Due date: Oct 25 (midnight)
Submission: electronic submission ONLY
Individual effort (no group work)
Total marks: 10% of the final marks

1. Use WEKA to compare the predictive accuracy of j48, NaiveBayes, and PRISM on 5 large (more than 1,000 examples) datasets. They can be any datasets coming with WEKA, but at least 2 datasets must be from the UCI Machine Learning Repository, which contains over two hundreds real-world datasets, and can be downloaded here. Apply k-fold cross validations (you choose k) for the comparison. Use t-tests to draw reliable conclusions on every pair of algorithms.
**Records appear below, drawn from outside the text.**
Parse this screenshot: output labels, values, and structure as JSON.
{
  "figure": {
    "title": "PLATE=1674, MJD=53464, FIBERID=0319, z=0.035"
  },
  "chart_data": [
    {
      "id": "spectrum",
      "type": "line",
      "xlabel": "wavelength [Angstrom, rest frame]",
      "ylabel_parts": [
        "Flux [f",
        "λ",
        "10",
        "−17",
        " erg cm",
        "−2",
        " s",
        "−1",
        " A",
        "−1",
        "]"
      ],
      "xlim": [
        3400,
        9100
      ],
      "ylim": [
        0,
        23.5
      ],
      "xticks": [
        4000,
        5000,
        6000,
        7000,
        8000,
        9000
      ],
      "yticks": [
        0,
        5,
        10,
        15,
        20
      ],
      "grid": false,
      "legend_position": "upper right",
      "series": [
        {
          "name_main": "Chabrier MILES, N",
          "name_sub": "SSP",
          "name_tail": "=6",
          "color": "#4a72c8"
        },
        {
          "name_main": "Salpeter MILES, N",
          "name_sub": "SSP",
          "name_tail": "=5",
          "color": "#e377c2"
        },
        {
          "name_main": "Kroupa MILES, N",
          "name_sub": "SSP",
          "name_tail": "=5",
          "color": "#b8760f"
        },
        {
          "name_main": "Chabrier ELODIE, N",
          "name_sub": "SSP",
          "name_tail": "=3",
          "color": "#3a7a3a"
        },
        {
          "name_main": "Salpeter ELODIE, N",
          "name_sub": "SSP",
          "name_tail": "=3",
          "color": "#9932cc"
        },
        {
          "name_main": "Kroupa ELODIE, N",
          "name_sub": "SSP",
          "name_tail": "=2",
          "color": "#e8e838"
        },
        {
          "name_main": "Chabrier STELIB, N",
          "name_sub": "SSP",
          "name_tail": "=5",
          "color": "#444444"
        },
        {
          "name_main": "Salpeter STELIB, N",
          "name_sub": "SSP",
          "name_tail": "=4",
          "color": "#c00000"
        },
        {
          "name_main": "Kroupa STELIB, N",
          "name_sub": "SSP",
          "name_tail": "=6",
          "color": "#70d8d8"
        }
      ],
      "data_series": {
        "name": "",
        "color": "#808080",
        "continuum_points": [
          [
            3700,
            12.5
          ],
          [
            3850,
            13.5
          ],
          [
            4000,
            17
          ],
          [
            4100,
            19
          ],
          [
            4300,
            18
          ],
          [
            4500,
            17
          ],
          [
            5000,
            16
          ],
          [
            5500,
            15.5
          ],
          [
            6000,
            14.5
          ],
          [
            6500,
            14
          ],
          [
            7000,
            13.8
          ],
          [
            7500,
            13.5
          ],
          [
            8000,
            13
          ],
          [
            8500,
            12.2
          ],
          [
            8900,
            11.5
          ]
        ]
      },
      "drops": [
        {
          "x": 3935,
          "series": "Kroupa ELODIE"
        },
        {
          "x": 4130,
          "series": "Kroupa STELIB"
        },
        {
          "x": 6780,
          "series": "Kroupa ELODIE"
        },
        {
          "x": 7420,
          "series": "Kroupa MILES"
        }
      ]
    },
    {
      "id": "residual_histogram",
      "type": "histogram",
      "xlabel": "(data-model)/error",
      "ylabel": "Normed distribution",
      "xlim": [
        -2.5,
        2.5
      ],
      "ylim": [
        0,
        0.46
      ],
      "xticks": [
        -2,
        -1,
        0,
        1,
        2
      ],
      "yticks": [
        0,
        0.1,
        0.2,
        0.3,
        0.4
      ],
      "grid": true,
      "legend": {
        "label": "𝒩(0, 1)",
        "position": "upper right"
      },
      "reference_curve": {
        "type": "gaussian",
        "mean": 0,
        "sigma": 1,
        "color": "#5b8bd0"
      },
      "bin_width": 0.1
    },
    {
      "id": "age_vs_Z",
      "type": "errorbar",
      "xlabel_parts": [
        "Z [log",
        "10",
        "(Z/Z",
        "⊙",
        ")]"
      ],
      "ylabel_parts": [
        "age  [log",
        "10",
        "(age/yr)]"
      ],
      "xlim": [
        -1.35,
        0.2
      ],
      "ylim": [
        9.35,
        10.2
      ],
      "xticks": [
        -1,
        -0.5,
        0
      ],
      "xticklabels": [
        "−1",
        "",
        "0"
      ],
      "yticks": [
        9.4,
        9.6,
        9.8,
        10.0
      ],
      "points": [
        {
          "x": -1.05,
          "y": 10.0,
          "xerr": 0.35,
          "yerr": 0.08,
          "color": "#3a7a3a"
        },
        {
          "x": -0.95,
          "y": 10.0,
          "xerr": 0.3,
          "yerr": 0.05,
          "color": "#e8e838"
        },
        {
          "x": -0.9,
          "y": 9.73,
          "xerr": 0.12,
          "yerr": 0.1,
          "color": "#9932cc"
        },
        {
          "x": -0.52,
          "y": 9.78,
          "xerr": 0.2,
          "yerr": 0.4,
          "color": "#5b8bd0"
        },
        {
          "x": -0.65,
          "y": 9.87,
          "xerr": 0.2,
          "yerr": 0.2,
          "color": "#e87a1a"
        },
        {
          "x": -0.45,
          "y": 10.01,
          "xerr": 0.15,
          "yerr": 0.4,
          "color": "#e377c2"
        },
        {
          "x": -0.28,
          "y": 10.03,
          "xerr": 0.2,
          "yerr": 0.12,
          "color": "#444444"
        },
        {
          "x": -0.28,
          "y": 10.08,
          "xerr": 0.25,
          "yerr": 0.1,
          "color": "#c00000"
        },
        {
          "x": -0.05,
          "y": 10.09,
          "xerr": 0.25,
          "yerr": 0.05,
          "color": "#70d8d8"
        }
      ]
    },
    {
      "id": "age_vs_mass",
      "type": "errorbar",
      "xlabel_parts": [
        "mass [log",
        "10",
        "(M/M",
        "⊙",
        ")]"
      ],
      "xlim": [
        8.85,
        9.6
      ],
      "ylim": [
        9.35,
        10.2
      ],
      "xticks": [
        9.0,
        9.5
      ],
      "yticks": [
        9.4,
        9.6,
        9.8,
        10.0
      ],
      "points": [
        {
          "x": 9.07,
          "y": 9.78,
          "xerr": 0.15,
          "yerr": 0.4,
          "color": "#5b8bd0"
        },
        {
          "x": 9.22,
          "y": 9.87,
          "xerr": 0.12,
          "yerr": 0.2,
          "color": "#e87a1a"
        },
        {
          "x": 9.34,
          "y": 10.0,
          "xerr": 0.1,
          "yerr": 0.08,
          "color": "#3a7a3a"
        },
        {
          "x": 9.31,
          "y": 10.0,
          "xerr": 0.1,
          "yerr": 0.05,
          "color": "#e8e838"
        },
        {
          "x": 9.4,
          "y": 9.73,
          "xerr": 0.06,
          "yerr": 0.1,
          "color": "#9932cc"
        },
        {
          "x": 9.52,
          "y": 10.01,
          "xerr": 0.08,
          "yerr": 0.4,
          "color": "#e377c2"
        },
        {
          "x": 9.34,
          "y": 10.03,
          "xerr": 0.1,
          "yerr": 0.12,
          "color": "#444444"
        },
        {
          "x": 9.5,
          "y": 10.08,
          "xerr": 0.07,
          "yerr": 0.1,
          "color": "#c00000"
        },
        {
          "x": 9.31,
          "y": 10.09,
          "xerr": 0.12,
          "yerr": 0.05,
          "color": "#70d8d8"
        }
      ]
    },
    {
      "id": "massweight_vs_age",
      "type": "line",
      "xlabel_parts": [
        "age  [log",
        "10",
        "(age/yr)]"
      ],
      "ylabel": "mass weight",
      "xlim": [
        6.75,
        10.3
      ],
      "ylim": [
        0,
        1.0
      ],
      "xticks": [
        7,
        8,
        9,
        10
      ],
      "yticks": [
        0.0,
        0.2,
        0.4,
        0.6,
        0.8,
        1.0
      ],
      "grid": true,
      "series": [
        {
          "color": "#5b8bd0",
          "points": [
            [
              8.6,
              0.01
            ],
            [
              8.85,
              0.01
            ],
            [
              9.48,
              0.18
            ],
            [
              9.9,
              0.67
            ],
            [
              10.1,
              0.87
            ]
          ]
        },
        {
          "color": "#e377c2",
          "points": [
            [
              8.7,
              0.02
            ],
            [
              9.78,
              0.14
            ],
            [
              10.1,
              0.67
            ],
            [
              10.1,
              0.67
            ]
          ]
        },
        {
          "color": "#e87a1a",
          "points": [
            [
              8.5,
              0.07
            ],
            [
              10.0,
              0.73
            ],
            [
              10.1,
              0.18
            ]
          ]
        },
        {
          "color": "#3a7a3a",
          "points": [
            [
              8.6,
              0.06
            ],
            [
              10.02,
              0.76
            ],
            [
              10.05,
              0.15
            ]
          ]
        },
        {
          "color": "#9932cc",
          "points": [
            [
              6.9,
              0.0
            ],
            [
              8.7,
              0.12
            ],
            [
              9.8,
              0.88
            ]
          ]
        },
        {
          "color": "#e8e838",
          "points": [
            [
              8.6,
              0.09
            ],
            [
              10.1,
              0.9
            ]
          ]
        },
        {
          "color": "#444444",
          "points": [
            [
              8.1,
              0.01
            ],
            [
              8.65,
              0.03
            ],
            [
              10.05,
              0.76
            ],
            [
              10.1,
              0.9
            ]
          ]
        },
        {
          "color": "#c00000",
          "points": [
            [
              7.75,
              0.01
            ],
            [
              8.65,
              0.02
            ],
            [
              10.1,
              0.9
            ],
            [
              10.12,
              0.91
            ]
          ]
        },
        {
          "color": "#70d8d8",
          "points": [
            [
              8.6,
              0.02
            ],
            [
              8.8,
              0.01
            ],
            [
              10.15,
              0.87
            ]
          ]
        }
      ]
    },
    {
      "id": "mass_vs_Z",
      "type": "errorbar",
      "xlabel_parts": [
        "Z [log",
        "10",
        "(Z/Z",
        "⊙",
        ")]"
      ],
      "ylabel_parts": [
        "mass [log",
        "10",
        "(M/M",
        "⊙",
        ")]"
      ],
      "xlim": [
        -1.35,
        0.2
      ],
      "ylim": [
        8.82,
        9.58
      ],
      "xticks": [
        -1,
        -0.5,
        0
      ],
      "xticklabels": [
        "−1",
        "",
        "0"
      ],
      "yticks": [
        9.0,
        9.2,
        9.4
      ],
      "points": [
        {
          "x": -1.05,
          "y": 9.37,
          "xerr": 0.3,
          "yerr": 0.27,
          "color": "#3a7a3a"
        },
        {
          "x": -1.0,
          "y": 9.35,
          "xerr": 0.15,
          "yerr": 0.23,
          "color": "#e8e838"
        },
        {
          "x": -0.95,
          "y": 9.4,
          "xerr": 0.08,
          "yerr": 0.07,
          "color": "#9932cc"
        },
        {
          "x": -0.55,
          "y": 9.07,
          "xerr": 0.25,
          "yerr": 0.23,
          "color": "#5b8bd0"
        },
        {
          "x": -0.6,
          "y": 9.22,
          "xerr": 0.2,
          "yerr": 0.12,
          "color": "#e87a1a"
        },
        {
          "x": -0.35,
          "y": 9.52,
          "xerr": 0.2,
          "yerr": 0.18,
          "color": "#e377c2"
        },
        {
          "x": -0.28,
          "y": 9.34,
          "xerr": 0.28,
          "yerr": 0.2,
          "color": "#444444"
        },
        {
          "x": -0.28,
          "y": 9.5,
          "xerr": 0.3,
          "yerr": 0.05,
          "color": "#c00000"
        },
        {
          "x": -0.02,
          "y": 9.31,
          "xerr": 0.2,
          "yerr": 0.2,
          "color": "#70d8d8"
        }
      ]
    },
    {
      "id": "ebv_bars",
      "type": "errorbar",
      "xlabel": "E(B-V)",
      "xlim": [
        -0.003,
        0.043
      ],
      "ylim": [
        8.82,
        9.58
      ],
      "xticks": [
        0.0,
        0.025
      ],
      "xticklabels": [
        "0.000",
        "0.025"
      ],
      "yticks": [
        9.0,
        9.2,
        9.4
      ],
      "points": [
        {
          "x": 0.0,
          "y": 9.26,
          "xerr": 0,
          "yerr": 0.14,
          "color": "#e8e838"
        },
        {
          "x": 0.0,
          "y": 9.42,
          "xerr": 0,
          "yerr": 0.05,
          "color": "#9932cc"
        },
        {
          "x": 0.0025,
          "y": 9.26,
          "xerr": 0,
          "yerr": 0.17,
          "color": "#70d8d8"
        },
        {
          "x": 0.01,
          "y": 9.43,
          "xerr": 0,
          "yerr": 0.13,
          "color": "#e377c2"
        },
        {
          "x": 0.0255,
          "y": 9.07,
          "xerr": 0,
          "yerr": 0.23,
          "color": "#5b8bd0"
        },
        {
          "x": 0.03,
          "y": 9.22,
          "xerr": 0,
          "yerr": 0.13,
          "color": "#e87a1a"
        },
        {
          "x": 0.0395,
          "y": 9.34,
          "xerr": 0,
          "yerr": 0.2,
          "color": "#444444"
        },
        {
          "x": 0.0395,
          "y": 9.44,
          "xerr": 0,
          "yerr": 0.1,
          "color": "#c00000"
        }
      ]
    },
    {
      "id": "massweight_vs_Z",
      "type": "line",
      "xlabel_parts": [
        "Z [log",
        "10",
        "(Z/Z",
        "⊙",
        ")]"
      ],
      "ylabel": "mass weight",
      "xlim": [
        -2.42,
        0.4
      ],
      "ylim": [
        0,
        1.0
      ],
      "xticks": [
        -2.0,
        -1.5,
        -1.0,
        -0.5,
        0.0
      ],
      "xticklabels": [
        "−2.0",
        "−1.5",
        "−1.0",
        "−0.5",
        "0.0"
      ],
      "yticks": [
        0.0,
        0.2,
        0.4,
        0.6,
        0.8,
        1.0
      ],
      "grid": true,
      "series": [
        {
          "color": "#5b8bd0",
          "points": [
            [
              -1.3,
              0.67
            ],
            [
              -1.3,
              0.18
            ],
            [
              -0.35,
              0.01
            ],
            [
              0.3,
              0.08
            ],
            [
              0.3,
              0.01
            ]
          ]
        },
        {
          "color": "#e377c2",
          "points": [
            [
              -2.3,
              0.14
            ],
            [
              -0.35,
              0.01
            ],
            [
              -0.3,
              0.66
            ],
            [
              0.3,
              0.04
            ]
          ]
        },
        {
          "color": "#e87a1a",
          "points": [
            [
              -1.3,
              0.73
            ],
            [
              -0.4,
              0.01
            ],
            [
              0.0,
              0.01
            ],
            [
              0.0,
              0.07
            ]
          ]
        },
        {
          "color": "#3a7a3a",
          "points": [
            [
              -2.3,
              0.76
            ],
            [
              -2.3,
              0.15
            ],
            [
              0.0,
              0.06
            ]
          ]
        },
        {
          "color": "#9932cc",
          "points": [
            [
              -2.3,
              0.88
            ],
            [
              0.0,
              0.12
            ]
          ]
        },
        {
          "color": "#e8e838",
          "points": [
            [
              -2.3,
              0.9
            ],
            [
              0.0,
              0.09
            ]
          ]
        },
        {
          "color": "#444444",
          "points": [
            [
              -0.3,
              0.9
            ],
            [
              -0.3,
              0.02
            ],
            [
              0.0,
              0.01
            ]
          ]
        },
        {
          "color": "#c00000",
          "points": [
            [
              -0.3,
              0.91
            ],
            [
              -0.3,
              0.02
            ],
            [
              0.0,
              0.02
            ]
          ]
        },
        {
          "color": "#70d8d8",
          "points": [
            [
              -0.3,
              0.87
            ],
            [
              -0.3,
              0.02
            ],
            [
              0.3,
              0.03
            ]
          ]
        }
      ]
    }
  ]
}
For example, your conclusion can be that between j48 and PRISM, j48 wins on 3 datasets, ties on 1, and loses on 1 (wins/loses means significantly better/worse). Analyze your results and draw useful conclusions about how to choose algorithms. Show enough details for us to know that you are doing the right thing. (It is actually easy to get win/lose/draw results if you use WEKA's Experimenter to compare different learning algorithms. It automatically performs the t-test and show you the results).

2. Apply WEKA's APRIORI (association rule mining) algorithm on a large dataset (can be a dataset used in 1).
a. Try several different choices of the support and confidence, and analyze the results obtained.
b. Start with a high support, and gradually reduce it. Find out 20 association rules with the highest support, and a confidence of at least 75%.